Ahmed El Attar
The Last Supper
Written and directed by, Ahmed El Attar
With Mahmoud El Haddad, Mohamed Hatem, Marwa Tharwat, Boutros Boutros-Ghali, Abdel Rahman Nasser, Ramsi Lehner, Nanda Mohammad, Mona Soliman, Ahmed Farag, Mona Farag, Sayed Ragab
Music, Hassan Khan
Stage and costume design, Hussein Baydoun
Lighting design, Charlie Åström
Sound design, Hussein Sami
French translation, Menha El Batraoui and Charlotte Clary
Tour manager, Henri Jules Julien
An Orient Productions and The Temple Independent Theatre Company production // In coproduction with Tamasi Collective // In partnership with T2G − Théâtre de Gennevilliers ; L’apostrophe Scène nationale de Cergy Pontoise et du Val d’Oise ; Festival d’Automne à Paris // With support from Studio Emad Eddin Foundation and Swedish International Development Cooperation Agency (SIDA) // With support from ONDA // First performed on November 2014 in Cairo
An upper middle-class Cairo family gathers around the table for a family dinner. There is the father, smoking his cigar, the conspicuously absent mother, their son and his wife, their children, their daughter and her husband, the general, a close family friend, and three servants. As in a Chekhov play, they indulge in small talk, rapidly get on each other’s nerves, argue and then calm down, before growing bored and killing time. Through their conversations, the author and director, Ahmed El Attar, sets out to describe the profoundly vacuous existence of his country’s economic elite.

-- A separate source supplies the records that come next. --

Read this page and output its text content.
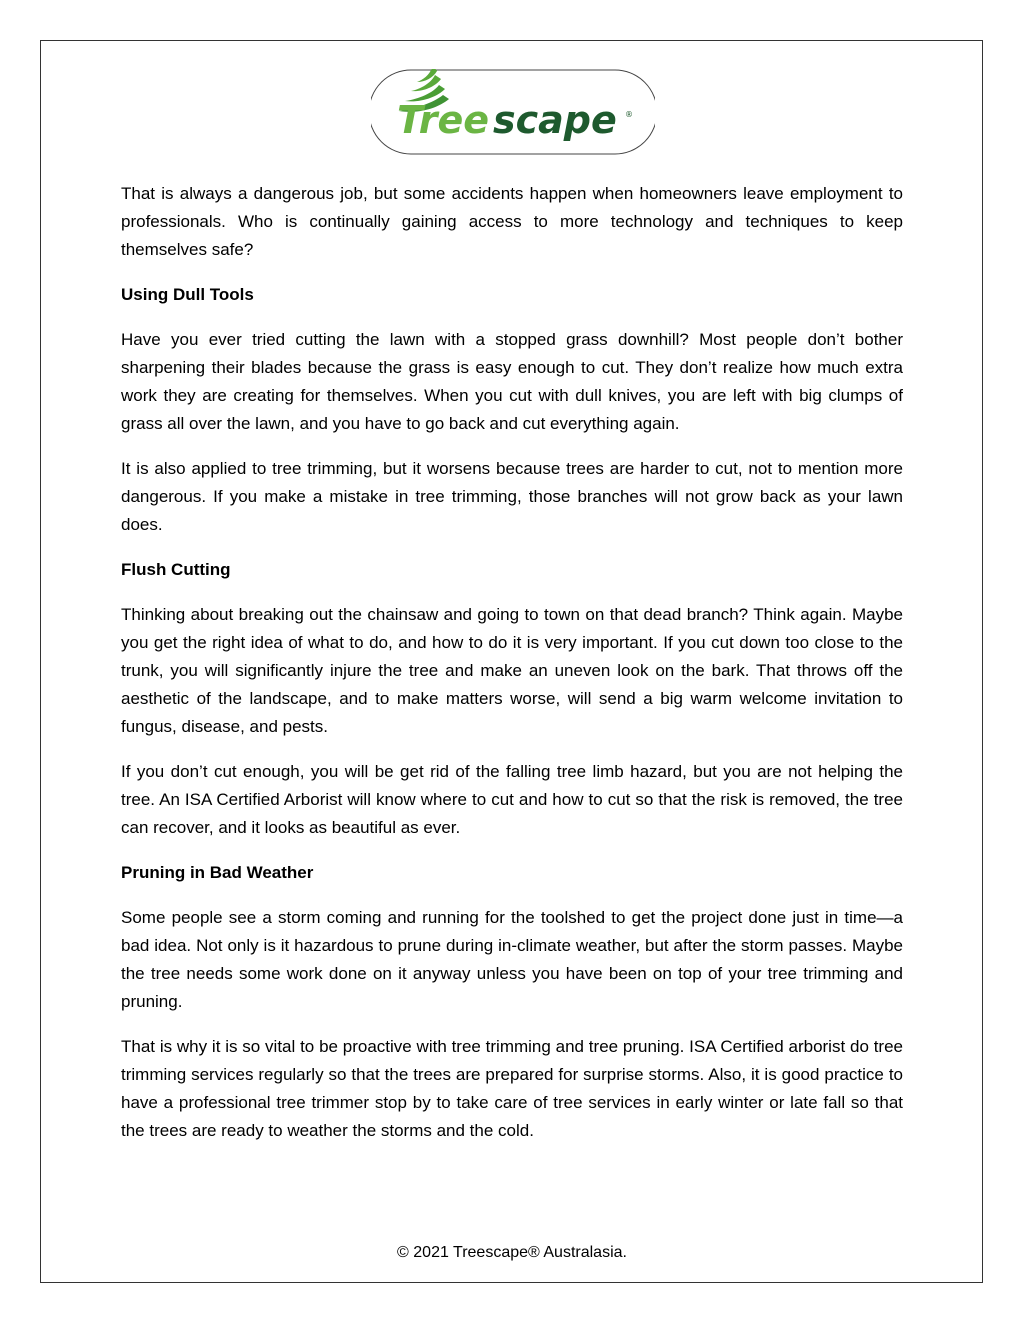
Tree scape ®

That is always a dangerous job, but some accidents happen when homeowners leave employment to professionals. Who is continually gaining access to more technology and techniques to keep themselves safe?

Using Dull Tools

Have you ever tried cutting the lawn with a stopped grass downhill? Most people don’t bother sharpening their blades because the grass is easy enough to cut. They don’t realize how much extra work they are creating for themselves. When you cut with dull knives, you are left with big clumps of grass all over the lawn, and you have to go back and cut everything again.

It is also applied to tree trimming, but it worsens because trees are harder to cut, not to mention more dangerous. If you make a mistake in tree trimming, those branches will not grow back as your lawn does.

Flush Cutting

Thinking about breaking out the chainsaw and going to town on that dead branch? Think again. Maybe you get the right idea of what to do, and how to do it is very important. If you cut down too close to the trunk, you will significantly injure the tree and make an uneven look on the bark. That throws off the aesthetic of the landscape, and to make matters worse, will send a big warm welcome invitation to fungus, disease, and pests.

If you don’t cut enough, you will be get rid of the falling tree limb hazard, but you are not helping the tree. An ISA Certified Arborist will know where to cut and how to cut so that the risk is removed, the tree can recover, and it looks as beautiful as ever.

Pruning in Bad Weather

Some people see a storm coming and running for the toolshed to get the project done just in time—a bad idea. Not only is it hazardous to prune during in-climate weather, but after the storm passes. Maybe the tree needs some work done on it anyway unless you have been on top of your tree trimming and pruning.

That is why it is so vital to be proactive with tree trimming and tree pruning. ISA Certified arborist do tree trimming services regularly so that the trees are prepared for surprise storms. Also, it is good practice to have a professional tree trimmer stop by to take care of tree services in early winter or late fall so that the trees are ready to weather the storms and the cold.

© 2021 Treescape® Australasia.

This ruling class, previously highly cultured but now inward-looking and incapable of thinking beyond its own needs, is depicted as being futile, authoritarian, greedy and contemptuous, domineering and resistant to change of any kind. The Last Supper draws up a picture of a society unable to put an end to the archetypal figure of the father, represented by the Egyptian presidents - from Moubarak to al-Sissi. In contrast to his performance of The Importance of Being an Arab, in which Ahmed El Attar spoke of the revolution and current events in Egypt by drawing upon his personal documents - in this instance, his private telephone conversations which he recorded -, The Last Supper marks a return to theatre writing, nourished by the organic cohesion of his thirteen actors. Via this intimate portrayal of family life, Ahmed El Attar delves deep into the very fundaments of Egyptian society. What we find is a class-led society, characterized by its hegemony of despotic father-figures and the silent domination of a nation plunged into misery.